Other books in this curriculum share, in a general sense, themes of the same intents and purposes. Just like Ozick writes of a family who was uprooted from everything they knew (among many other horrible things), Nye’s “Gazelle” largely addresses issues and themes revolving around the severed roots from her own native Middle Eastern country. She says: “Love means you breathe in two countries.” Through her poetry, she describes the void from the disconnectedness she feels as a result of leaving the Middle East. It’s through poetry she is able to find a way to fill this particular void.

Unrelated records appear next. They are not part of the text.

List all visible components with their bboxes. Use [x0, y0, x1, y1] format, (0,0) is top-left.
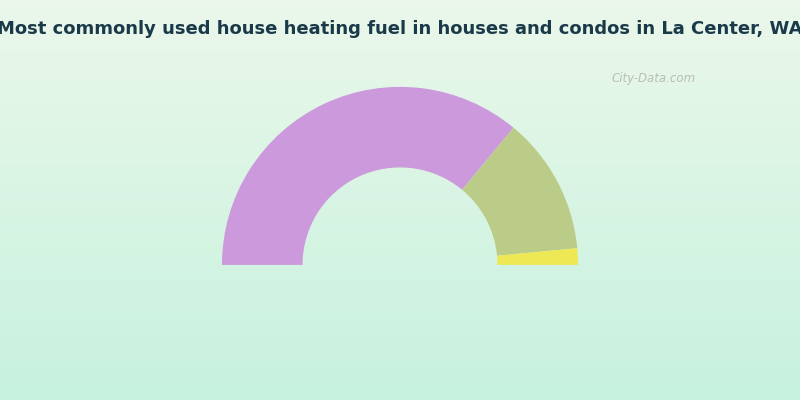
- Wedge shape: [497, 248, 578, 265]
- Text: Most commonly used house heating fuel in houses and condos in La Center, WA: Most commonly used house heating fuel in…: [0, 20, 800, 38]
- Wedge shape: [222, 87, 514, 265]
- Text: City-Data.com: City-Data.com: [612, 72, 696, 85]
- Wedge shape: [462, 128, 578, 256]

Danticat also attempts to preserve a Haitian identity. In her “Night Women,” she details the life of a prostitute, and the harsh reality of the Haitian struggle as the ‘night woman’ tries to earn a living in effort to give her young son a better life. In a lawless land where so many lives were lost and so many inhumanities were suffered, also a place that almost certainly makes citizens of the United States take an honest look at our own freedoms that may be taken for granted, Danticat makes an attempt to preserve the memory of some of her ancestors so they may not have died in vain:
“…and since you had written them down and memorized them, the names would come rolling off your tongue. And this was your testament to the way that these women lived and died and lived again.”

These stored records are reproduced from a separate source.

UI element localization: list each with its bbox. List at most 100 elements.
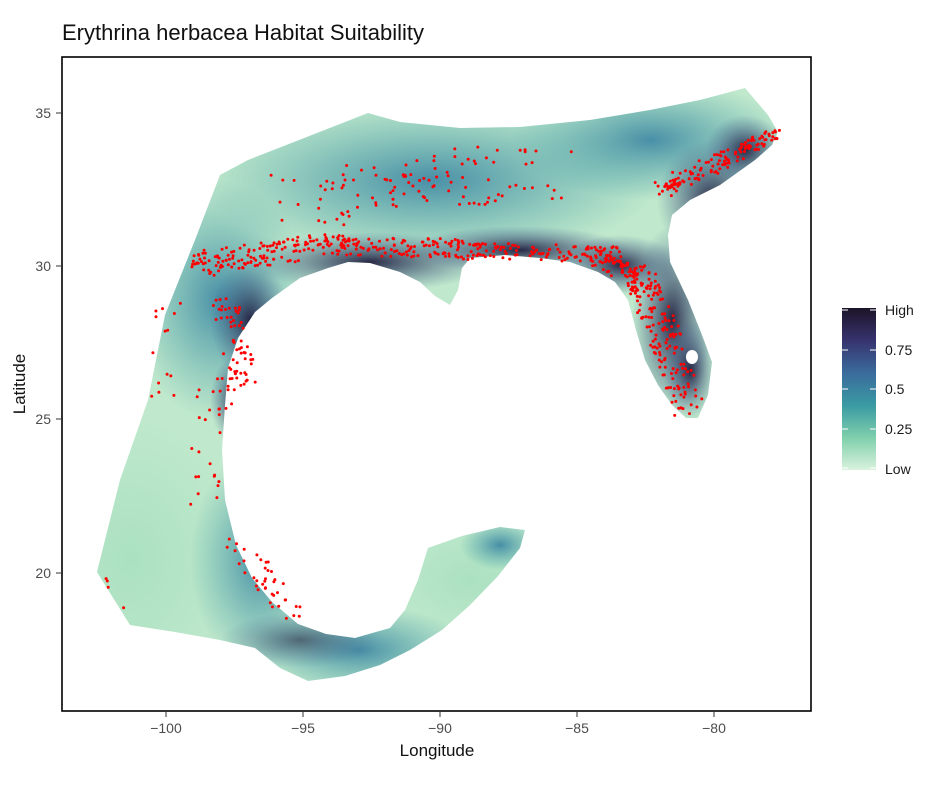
occurrence-point <box>242 559 246 563</box>
occurrence-point <box>261 582 265 586</box>
occurrence-point <box>672 394 676 398</box>
occurrence-point <box>252 256 256 260</box>
legend-label: High <box>885 302 914 318</box>
occurrence-point <box>691 172 694 175</box>
occurrence-point <box>683 392 687 396</box>
occurrence-point <box>666 185 670 188</box>
occurrence-point <box>432 154 436 158</box>
occurrence-point <box>453 155 457 159</box>
occurrence-point <box>391 203 395 207</box>
occurrence-point <box>667 305 671 309</box>
occurrence-point <box>288 259 292 262</box>
occurrence-point <box>681 407 685 411</box>
occurrence-point <box>252 248 256 252</box>
occurrence-point <box>323 233 327 237</box>
occurrence-point <box>715 153 719 157</box>
occurrence-point <box>266 248 270 252</box>
occurrence-point <box>212 273 216 277</box>
occurrence-point <box>393 250 396 253</box>
occurrence-point <box>211 304 215 307</box>
occurrence-point <box>243 371 247 375</box>
y-tick-label: 25 <box>35 411 51 427</box>
occurrence-point <box>631 289 635 293</box>
occurrence-point <box>591 264 595 268</box>
occurrence-point <box>640 268 644 272</box>
occurrence-point <box>422 176 426 180</box>
occurrence-point <box>374 203 378 207</box>
occurrence-point <box>282 240 285 244</box>
occurrence-point <box>230 402 234 406</box>
occurrence-point <box>556 247 560 251</box>
occurrence-point <box>470 256 474 260</box>
occurrence-point <box>216 254 219 258</box>
occurrence-point <box>573 255 577 259</box>
occurrence-point <box>739 150 743 154</box>
occurrence-point <box>327 244 331 248</box>
occurrence-point <box>511 243 515 247</box>
occurrence-point <box>269 173 273 177</box>
occurrence-point <box>464 185 468 189</box>
occurrence-point <box>418 179 422 182</box>
occurrence-point <box>234 309 238 313</box>
occurrence-point <box>172 393 176 397</box>
occurrence-point <box>562 254 566 258</box>
occurrence-point <box>725 161 729 165</box>
occurrence-point <box>648 325 651 329</box>
occurrence-point <box>198 257 202 261</box>
occurrence-point <box>467 202 471 205</box>
occurrence-point <box>220 305 224 308</box>
occurrence-point <box>325 179 329 183</box>
occurrence-point <box>352 178 355 182</box>
occurrence-point <box>297 614 301 618</box>
occurrence-point <box>661 320 665 324</box>
occurrence-point <box>528 254 532 258</box>
occurrence-point <box>341 213 345 216</box>
occurrence-point <box>486 178 490 182</box>
occurrence-point <box>203 256 206 260</box>
occurrence-point <box>654 352 657 355</box>
occurrence-point <box>347 237 351 241</box>
occurrence-point <box>215 496 219 500</box>
occurrence-point <box>735 159 739 163</box>
occurrence-point <box>472 201 476 205</box>
occurrence-point <box>241 266 244 269</box>
occurrence-point <box>343 178 347 182</box>
occurrence-point <box>415 159 419 163</box>
occurrence-point <box>220 247 224 251</box>
occurrence-point <box>383 251 387 255</box>
occurrence-point <box>607 259 611 263</box>
occurrence-point <box>658 353 662 357</box>
occurrence-point <box>355 244 358 248</box>
occurrence-point <box>391 236 395 240</box>
occurrence-point <box>256 588 260 592</box>
occurrence-point <box>246 253 250 257</box>
occurrence-point <box>669 386 673 389</box>
occurrence-point <box>335 249 339 253</box>
occurrence-point <box>697 178 701 182</box>
occurrence-point <box>750 137 754 141</box>
occurrence-point <box>636 288 640 292</box>
occurrence-point <box>432 184 436 188</box>
occurrence-point <box>634 266 638 270</box>
occurrence-point <box>742 143 746 147</box>
occurrence-point <box>660 360 664 364</box>
occurrence-point <box>498 248 502 252</box>
occurrence-point <box>357 240 361 244</box>
occurrence-point <box>232 249 236 253</box>
occurrence-point <box>431 243 435 247</box>
occurrence-point <box>614 245 618 249</box>
occurrence-point <box>693 388 697 392</box>
occurrence-point <box>647 294 651 298</box>
occurrence-point <box>657 342 661 346</box>
occurrence-point <box>436 252 440 256</box>
occurrence-point <box>585 246 589 250</box>
occurrence-point <box>259 558 263 562</box>
occurrence-point <box>212 474 216 478</box>
occurrence-point <box>651 339 655 343</box>
occurrence-point <box>695 405 699 409</box>
occurrence-point <box>238 306 241 309</box>
occurrence-point <box>351 238 355 242</box>
occurrence-point <box>546 253 549 257</box>
occurrence-point <box>461 195 465 199</box>
occurrence-point <box>394 204 398 208</box>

This preservation of heritage, culture, and identity is something that we are all familiar with, the United States being a home for refugees for the past hundreds of years. We all seek to understand ourselves through our roots. In all the ugliness and horror often associated with places like Haiti and the Middle East, forgotten are the large amounts of innocent people who have suffered tremendously at the hands of despotism.